In our English translation we see how using the simple word “love” has obscured the meaning of their conversation. Why did Jesus use agape and Peter use phileo? Jesus was asking Peter if he loved him with the love of God, a love that may require sacrifice. After all, Jesus had just gone through horrendous torture for Peter’s sake (and ours), something he did not want to do but did anyway because of his agape love. The mother who stayed up all night with her sick child sacrificed the rest she needed for the next day.

Very quickly, Eros is the Greek word for romantic or passionate love between two people. The Greek word eros does not appear in the biblical text.

The fourth kind of love is storge. It is the kind of love between parents and children, or between brothers and sisters and even between spouses.

Paul is writing to the Romans about the importance of agape love, the love that brings about keeping God’s commands without even thinking about it. With agape love, we do things and we make a choice doing them, but without thinking about the commandments. We make a conscience decision to help our neighbor. There are those who say they love (agape) God, but their lifestyle is contrary to the will of God. They mistake their feeling of affection for God for true agape love. The gospel of John quotes Jesus as saying in the 14th chapter: “Anyone who does not love (agape) me will not obey my teaching.” We love God first, agape love. That was what Jesus was trying to get out of Peter. Peter loved him as a good friend, but agape love would only come when the Holy Spirit descended on them at Pentecost.

Of the different types of love, I would suppose agape is the most difficult. Some of the things God calls us to do is not fun or easy, but they need or even have to be accomplished. Sometimes loving my neighbor can be very difficult, especially when the neighbor does something I don’t like. “Agape love is doing no wrong to a neighbor, therefore, love is the fulfilling of the law.” As Paul writes.

The gospel reading today is the only scripture quoted in our constitution. And it has to do with settling disputes within the church. Upon reading it, it seems to be the method for removing someone from the church rolls. And it can be used for that, but there is a lot of positives in the writing.
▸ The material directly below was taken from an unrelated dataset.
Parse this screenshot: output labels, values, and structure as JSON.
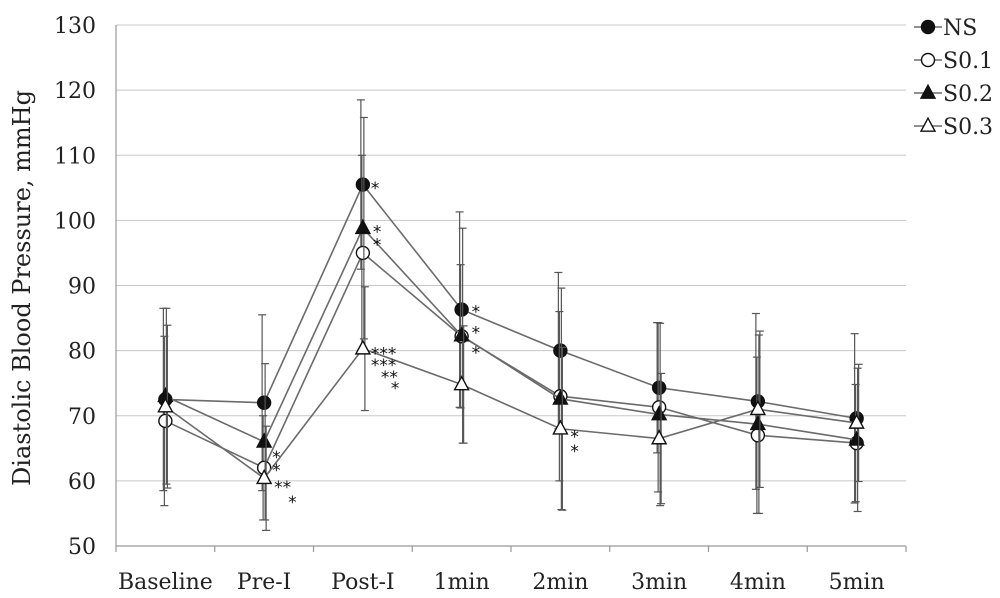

I believe it actually promotes the parties a method of working out their differences. It gets them talking about their differences. When I was in business, my professional liability insurance carrier required us to read a little book called “Finding Common Ground”. In it, were methods of finding common ground on which disagreements could be resolved. And when common ground is recognized, the parties can usually find a way to be mutually satisfied.

And there will always be disagreements. We are human. But most disagreements come from a failure to communicate. Jackie Gleason’s character, Sheriff Buford T. Justice said that in the movie “Smokey and the Bandit. “What we have here is a failure to communicate.” This is what Jesus is telling us in these verses—communicate. Communicate with an open mind and heart. Agape love. Phileo love.

We are commanded to love one another. That is the key to a wonderful life with God as the head. Agape love—God loves us and so do I!